Laser engraving is a great way to mark parts or items that will be exposed to high wear. Laser engraving can cause jewelry to fade quickly because it is only 0.001 inches deep.
Laser engraving’s deeper cuts make it possible to create long-lasting markings on many materials. Safety-critical parts are not recommended for laser engraving. The engraving process can cause structural damage to the region.
Laser-etched markings are less durable and best suited for surfaces likely to experience low wear.
Laser marking is the most popular method for marking traceability on aerospace and medical parts. Laser marking scratches the surface of the material. It does not melt or vaporize any material. This preserves safety and ensures that the details are safe.
Laser Engraving Vs Laser Etching: Versatility
Laser engraving, etching, and marking can all be used with a wide variety of materials and have many applications.
Laser engraving can be applied to almost any material you choose, metals, plastics and leather, acrylic, glass, and soft materials such as paper. Laser etching alters the surface of the material and enhances the contract.
Laser etching is best used with bare or aluminum, plated metals, and stainless steel, as well as polymers, ceramics, and other polymers.
Laser marking can be used in many industries to create permanent markings that don’t harm materials.
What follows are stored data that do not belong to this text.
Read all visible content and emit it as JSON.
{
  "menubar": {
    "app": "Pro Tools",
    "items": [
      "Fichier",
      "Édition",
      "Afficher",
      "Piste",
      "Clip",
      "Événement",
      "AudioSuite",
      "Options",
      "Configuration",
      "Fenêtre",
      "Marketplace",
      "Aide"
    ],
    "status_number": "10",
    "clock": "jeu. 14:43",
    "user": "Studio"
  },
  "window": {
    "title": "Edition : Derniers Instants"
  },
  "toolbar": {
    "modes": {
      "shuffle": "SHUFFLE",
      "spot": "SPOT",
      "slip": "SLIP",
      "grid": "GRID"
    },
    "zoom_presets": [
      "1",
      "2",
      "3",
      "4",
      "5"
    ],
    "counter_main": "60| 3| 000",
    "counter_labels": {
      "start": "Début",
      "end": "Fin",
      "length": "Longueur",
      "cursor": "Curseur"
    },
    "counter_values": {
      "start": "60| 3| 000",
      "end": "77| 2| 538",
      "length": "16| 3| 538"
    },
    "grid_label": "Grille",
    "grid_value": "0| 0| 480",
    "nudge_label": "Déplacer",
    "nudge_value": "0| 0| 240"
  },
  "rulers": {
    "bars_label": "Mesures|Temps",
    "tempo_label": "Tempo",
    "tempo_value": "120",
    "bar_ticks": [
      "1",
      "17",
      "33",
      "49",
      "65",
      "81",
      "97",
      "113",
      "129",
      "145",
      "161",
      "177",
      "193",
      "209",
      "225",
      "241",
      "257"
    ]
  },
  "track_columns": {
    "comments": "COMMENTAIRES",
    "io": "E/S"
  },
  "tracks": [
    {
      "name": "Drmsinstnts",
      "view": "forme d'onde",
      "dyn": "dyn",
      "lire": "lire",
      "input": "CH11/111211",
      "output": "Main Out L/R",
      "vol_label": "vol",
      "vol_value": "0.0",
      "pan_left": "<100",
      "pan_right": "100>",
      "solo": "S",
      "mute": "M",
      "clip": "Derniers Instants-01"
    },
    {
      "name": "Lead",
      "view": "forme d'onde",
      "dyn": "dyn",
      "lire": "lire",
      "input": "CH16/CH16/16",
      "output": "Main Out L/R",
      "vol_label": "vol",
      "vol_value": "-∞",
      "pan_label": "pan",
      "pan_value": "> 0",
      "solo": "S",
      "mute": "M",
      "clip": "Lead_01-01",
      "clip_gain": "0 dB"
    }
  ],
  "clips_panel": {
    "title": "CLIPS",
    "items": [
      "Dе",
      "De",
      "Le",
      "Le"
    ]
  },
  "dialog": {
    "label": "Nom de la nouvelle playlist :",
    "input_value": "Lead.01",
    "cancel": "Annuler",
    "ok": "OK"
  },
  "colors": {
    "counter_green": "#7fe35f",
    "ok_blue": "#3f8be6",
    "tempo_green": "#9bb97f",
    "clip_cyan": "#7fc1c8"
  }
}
Laser marking can be used to generate UID codes and QR codes, and logos for many products.
Which Is More Expensive?
Laser engraving generally costs more. Laser engraving is more expensive because it takes more time and uses more technology. However, there will be cost differences depending on these factors.
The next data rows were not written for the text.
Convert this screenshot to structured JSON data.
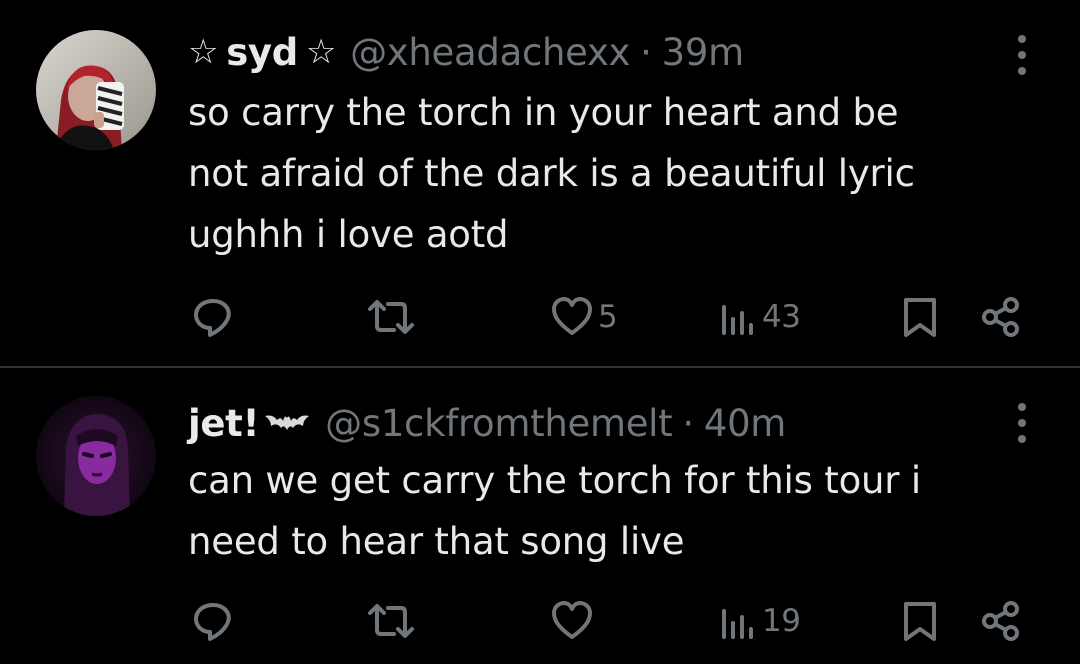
{
  "posts": [
    {
      "display_name_star_left": "☆",
      "display_name": "syd",
      "display_name_star_right": "☆",
      "handle": "@xheadachexx",
      "separator": "·",
      "time": "39m",
      "text_lines": [
        "so carry the torch in your heart and be",
        "not afraid of the dark is a beautiful lyric",
        "ughhh i love aotd"
      ],
      "likes": "5",
      "views": "43"
    },
    {
      "display_name": "jet!",
      "name_icon": "bat-icon",
      "handle": "@s1ckfromthemelt",
      "separator": "·",
      "time": "40m",
      "text_lines": [
        "can we get carry the torch for this tour i",
        "need to hear that song live"
      ],
      "likes": "",
      "views": "19"
    }
  ],
  "icons": {
    "reply": "reply-icon",
    "repost": "repost-icon",
    "like": "heart-icon",
    "views": "views-icon",
    "bookmark": "bookmark-icon",
    "share": "share-icon",
    "more": "more-vertical-icon"
  },
  "colors": {
    "background": "#000000",
    "text": "#e7e9ea",
    "secondary": "#71767b",
    "divider": "#2f3336"
  }
}
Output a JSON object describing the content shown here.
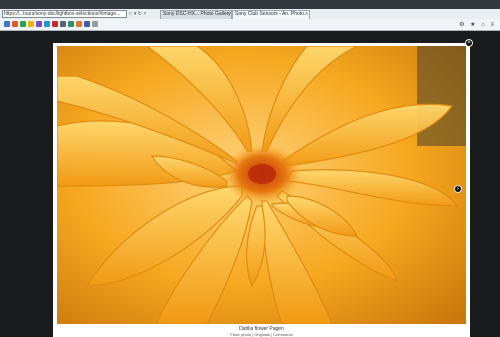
{
  "browser": {
    "address_url": "https://...tours/sony-dsc/lightbox-selections/#image...",
    "address_icons": "☆ ▾ ↻ ×",
    "tabs": [
      {
        "label": "Sony DSC-HX... Photo Gallery"
      },
      {
        "label": "Sony Club Sensors - An. Photo..."
      }
    ],
    "toolbar_right": "⚙ ★ ⌂ ≡"
  },
  "lightbox": {
    "caption_title": "Dahlia flower Pagen",
    "caption_links": "Flickr photo | Originals | Comments"
  },
  "colors": {
    "accent": "#f3a51c",
    "overlay": "#1a1b1d"
  }
}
Material: It is more difficult to etch or engrave more complex materials, which increases their cost.
Dimensions and depth of design/character: The size and depth of a character or design will determine how complex the process is.
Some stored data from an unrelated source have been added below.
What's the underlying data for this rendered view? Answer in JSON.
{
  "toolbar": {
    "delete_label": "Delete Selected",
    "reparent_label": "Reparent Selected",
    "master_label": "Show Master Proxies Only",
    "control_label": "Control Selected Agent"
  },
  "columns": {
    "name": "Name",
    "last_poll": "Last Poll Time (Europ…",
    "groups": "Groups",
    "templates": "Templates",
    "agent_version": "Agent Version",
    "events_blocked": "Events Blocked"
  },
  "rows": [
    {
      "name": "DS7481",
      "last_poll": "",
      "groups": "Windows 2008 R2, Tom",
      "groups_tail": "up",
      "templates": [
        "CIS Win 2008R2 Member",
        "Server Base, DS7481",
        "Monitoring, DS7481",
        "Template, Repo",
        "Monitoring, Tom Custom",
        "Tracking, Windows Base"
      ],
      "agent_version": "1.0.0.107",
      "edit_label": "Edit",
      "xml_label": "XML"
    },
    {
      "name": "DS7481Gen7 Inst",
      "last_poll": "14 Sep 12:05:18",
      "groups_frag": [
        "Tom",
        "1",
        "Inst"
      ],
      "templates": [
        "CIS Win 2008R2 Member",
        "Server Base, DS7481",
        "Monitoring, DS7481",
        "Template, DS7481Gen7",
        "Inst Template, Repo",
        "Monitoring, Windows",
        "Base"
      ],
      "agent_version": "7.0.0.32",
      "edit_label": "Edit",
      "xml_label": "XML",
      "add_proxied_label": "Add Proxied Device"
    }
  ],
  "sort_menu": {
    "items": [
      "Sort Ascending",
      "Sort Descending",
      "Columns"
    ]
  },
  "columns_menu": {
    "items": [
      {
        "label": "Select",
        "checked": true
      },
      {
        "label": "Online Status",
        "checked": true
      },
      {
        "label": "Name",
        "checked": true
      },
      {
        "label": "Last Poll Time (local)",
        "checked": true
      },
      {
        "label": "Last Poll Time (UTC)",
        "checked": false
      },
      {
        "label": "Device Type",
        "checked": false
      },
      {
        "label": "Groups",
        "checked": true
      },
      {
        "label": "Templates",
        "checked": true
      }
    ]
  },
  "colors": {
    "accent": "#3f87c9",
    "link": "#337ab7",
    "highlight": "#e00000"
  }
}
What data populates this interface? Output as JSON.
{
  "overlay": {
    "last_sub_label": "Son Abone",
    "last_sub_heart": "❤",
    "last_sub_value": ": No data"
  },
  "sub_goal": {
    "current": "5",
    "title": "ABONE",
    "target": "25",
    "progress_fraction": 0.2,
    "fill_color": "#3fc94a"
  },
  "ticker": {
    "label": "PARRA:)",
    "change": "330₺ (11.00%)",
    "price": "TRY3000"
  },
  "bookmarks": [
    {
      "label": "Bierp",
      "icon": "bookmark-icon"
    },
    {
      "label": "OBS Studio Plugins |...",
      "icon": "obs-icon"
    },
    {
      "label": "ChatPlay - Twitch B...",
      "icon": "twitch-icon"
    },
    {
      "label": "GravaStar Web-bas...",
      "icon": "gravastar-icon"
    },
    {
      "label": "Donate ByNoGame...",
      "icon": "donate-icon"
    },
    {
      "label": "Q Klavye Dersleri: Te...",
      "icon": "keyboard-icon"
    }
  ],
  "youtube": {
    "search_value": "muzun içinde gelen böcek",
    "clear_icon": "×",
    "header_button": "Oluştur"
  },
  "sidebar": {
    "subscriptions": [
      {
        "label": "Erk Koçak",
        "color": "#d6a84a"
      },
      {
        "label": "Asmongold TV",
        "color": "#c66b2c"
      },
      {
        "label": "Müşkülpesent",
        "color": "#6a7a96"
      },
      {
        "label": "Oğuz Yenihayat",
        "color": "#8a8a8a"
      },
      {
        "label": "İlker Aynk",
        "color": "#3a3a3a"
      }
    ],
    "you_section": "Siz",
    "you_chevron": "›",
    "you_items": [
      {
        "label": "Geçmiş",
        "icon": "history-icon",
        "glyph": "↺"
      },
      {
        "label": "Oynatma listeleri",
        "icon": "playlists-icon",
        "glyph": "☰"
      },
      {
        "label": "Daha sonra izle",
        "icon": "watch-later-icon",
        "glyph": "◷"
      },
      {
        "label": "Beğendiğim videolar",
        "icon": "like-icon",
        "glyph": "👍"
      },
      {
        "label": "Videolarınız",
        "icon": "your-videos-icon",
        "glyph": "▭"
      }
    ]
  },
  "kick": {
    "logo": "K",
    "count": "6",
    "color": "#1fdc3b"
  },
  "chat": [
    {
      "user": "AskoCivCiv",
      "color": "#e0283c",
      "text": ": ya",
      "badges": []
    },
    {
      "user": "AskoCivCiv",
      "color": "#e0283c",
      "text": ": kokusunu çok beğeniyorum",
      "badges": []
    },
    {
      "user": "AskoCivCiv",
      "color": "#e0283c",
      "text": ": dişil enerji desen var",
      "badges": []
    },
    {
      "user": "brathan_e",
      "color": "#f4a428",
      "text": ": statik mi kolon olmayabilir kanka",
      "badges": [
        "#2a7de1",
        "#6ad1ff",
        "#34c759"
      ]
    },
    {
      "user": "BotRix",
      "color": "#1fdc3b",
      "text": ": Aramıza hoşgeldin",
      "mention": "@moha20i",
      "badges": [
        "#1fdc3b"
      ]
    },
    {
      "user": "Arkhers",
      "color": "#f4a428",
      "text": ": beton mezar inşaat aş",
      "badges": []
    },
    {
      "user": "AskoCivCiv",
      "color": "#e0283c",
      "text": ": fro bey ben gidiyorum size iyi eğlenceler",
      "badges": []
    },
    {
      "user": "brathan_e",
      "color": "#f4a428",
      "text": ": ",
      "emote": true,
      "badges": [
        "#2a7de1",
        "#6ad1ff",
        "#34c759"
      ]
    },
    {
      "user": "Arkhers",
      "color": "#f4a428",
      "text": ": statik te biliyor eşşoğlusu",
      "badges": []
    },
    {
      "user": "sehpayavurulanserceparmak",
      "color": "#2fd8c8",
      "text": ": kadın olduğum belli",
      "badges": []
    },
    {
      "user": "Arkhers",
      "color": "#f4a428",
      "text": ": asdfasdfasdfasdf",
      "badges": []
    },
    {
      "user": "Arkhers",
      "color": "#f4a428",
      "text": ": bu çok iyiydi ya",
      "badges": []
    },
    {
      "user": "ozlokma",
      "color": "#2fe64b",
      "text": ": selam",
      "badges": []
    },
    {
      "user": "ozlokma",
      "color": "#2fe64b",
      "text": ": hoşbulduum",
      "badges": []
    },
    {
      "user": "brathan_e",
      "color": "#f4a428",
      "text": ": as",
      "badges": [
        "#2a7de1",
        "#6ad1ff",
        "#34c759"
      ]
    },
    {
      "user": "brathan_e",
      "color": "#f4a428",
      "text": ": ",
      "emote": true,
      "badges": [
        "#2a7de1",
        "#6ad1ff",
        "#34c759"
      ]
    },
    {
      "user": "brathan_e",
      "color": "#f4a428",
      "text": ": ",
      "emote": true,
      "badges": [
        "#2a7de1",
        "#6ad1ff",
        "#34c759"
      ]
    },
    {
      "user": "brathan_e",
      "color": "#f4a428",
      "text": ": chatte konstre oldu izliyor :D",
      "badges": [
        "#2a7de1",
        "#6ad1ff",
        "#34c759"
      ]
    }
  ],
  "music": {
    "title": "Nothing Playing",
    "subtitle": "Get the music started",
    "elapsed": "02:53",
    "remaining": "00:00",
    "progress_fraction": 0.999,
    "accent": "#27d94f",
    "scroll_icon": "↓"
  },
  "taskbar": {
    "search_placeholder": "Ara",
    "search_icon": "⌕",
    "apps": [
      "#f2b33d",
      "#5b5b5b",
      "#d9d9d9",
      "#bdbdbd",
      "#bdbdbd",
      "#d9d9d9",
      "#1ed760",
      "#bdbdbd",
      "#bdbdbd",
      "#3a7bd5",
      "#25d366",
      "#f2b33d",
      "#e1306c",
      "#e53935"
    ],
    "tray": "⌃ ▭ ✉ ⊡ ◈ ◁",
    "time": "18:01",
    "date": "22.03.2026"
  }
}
The cost of a mark or procedure that is more complicated will be higher.
Production volume: This will affect both the price and the importance of orders.
Which is Best for Metal?
There is no one best method for laser marking metals. The details of each project will determine the best option. Laser engraving and laser etching are used to keep metal surfaces and objects. However, the process may vary depending on the metal.
Because of its simplicity, speed, and precision, laser etching can be used on many materials. Aluminum, aluminum, lead, magnesium, and steel are the most commonly etched metals.
Laser engraving can also be used for metal surfaces. Laser engraving is standard for aluminum, brass, and stainless steel.
What Are They Used For?
Both Etching and laser engraving can be used for similar purposes. They are suitable for various uses, from artistic work to industrial or manufacturing needs.
Which method is best depends on the specifications of your project and the wear that the engraved parts will experience.
Etching and engraving are mainly used in the personalization or manufacturing sphere for artistic and commercial purposes. These include metal cards holders, office nameplates, wedding rings, and other jewelry.
Etching and engraving have many applications in heavy industries like aerospace, automotive, and transport. They are used to mark thick metal parts with codes or other details.
Laser etching can be used in various environments, but it is durable and long-lasting. This makes etching a cost-effective method to mark metal parts, especially on a large scale.
Laser engraving is more efficient but also takes up more power. It is best for objects subject to wear and tear or other post-processings. Laser engraving is used frequently in the automotive, energy, defense, and transportation industries.
Etching and laser engraving are both types of laser cutting, but they produce different results. Laser etching is a process that uses a laser to remove material from the surface of an object, while laser engraving is a process that uses a laser to create a raised surface of the material. We hope that our comparison was helpful for you.